他心里明镜似的,亚尔镇情况错综复杂,眼下人代会召开在即,唯有稳住局面才是重中之重。很多事不能太过较真,否则只会适得其反,搅乱了既定节奏。
在场的领导都听得出,楚君口中的“班子成员”指的是马木提书记。可这话落到临时工玉苏甫耳中,却变了味——他竟误以为巴哈尔古丽也算班子成员,毕竟自己也是班子里的人。
楚君站起身,走到办公桌前,看着众人正忙着捡拾地上、桌角散落的文件,清理满地狼藉,不由得无奈地叹了口气。原本窗明几净、井然有序的办公室,经巴哈尔古丽这么一闹,已然乱七八糟,连空气里都残留着争执后的浮躁。他转头对身旁的人吩咐道:“你们先把这里收拾妥当,我出去一趟。”

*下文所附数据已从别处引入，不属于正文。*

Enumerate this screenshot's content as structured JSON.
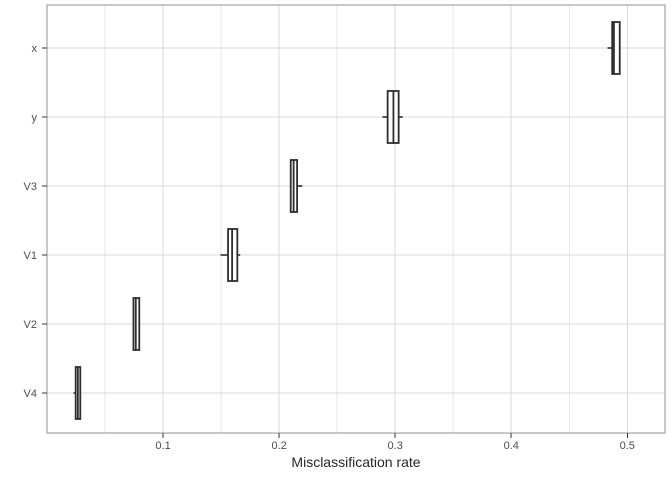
{
  "chart_data": {
    "type": "boxplot",
    "orientation": "horizontal",
    "title": "",
    "xlabel": "Misclassification rate",
    "ylabel": "",
    "categories_top_to_bottom": [
      "x",
      "y",
      "V3",
      "V1",
      "V2",
      "V4"
    ],
    "x_ticks": [
      0.1,
      0.2,
      0.3,
      0.4,
      0.5
    ],
    "x_minor_ticks": [
      0.05,
      0.15,
      0.25,
      0.35,
      0.45
    ],
    "xlim": [
      0,
      0.5325
    ],
    "grid": "vertical major+minor, horizontal major at each category",
    "legend": "none",
    "series": [
      {
        "category": "x",
        "whisker_low": 0.483,
        "q1": 0.487,
        "median": 0.4885,
        "q3": 0.4935,
        "whisker_high": 0.4935
      },
      {
        "category": "y",
        "whisker_low": 0.289,
        "q1": 0.2935,
        "median": 0.2985,
        "q3": 0.303,
        "whisker_high": 0.3065
      },
      {
        "category": "V3",
        "whisker_low": 0.21,
        "q1": 0.21,
        "median": 0.2125,
        "q3": 0.2155,
        "whisker_high": 0.22
      },
      {
        "category": "V1",
        "whisker_low": 0.1495,
        "q1": 0.156,
        "median": 0.1595,
        "q3": 0.164,
        "whisker_high": 0.1665
      },
      {
        "category": "V2",
        "whisker_low": 0.074,
        "q1": 0.0745,
        "median": 0.0765,
        "q3": 0.0795,
        "whisker_high": 0.0795
      },
      {
        "category": "V4",
        "whisker_low": 0.0228,
        "q1": 0.0247,
        "median": 0.0266,
        "q3": 0.0287,
        "whisker_high": 0.0287
      }
    ]
  },
  "style": {
    "background": "#ffffff",
    "panel_fill": "#ffffff",
    "panel_border": "#a5a5a5",
    "grid_major": "#d9d9d9",
    "grid_minor": "#e7e7e7",
    "box_stroke": "#2e2e2e",
    "box_fill": "#ffffff",
    "axis_tick_color": "#333333",
    "tick_label_color": "#4d4d4d",
    "axis_title_color": "#262626"
  }
}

齐博紧随其后,脚步放轻,凑到楚君身侧压低声音:“楚书记,您就是心肠太软。这女人今日放过她,明日指不定还会闹上门来。”
楚君嘴角牵起一抹苦涩的笑:“我何尝不知。但眼下乡人代会迫在眉睫,半点岔子都出不得。等会议结束,再慢慢清算不迟。”
他顿了顿,话锋一转:“另外,玉苏甫这人不错。虽说人品次点,不过关键时刻能顶上去,比镇里那些只会耍嘴皮子的强多了。经过这一遭,那女人定然恨透了他,想来马木提书记往后也不会给他好脸色。你平日里多关照些他。”
齐博郑重点头应下:“楚书记您放心,往后我定会多留意玉苏甫。只是马木提书记那边,咱们是否该提前做些应对?他爱人接二连三闹这么大动静,影响实在恶劣。我总觉得,这事背后未必没有马木提书记的默许。”
楚君的眼神骤然变得深邃,语气沉缓地分析道:“马木提书记在亚尔镇深耕多年,根基稳固。方才那女人也说了,来之前已经和马木提打了一架,事情真假虽不好说,但眼下人代会马上就要召开,镇里诸多事务都需召开党委会敲定。他若是不参加,这会根本开不下去。所以眼下,稳住局面是第一要务,万万不能因这事与马木提书记发生正面冲突。当务之急,是尽快通知马木提回来上班。旁人的面子他未必买账,还是你去跟他沟通吧。”
齐博瞬间领会了楚君的深意,当即应道:“楚书记,我明白了。我这就去马木提书记家,尽力劝他尽快回岗。只是万一他执意不肯回来,咱们该如何应对?”
楚君低头沉思片刻,抬眼说道:“若是他仍不肯回来,你便告诉他,眼下是非常时期,镇里的工作离不开他。倘若他依旧固执己见,那咱们也只能按组织程序处理。不过我相信,马木提书记是个明事理的人,他自会权衡利弊,做出正确选择。毕竟人代会的重要性不言而喻,他身为班子成员,理应清楚自己的职责与义务。况且他爱人闹出这般风波,于他自身声誉也有损,这些利害关系,他该能想明白。”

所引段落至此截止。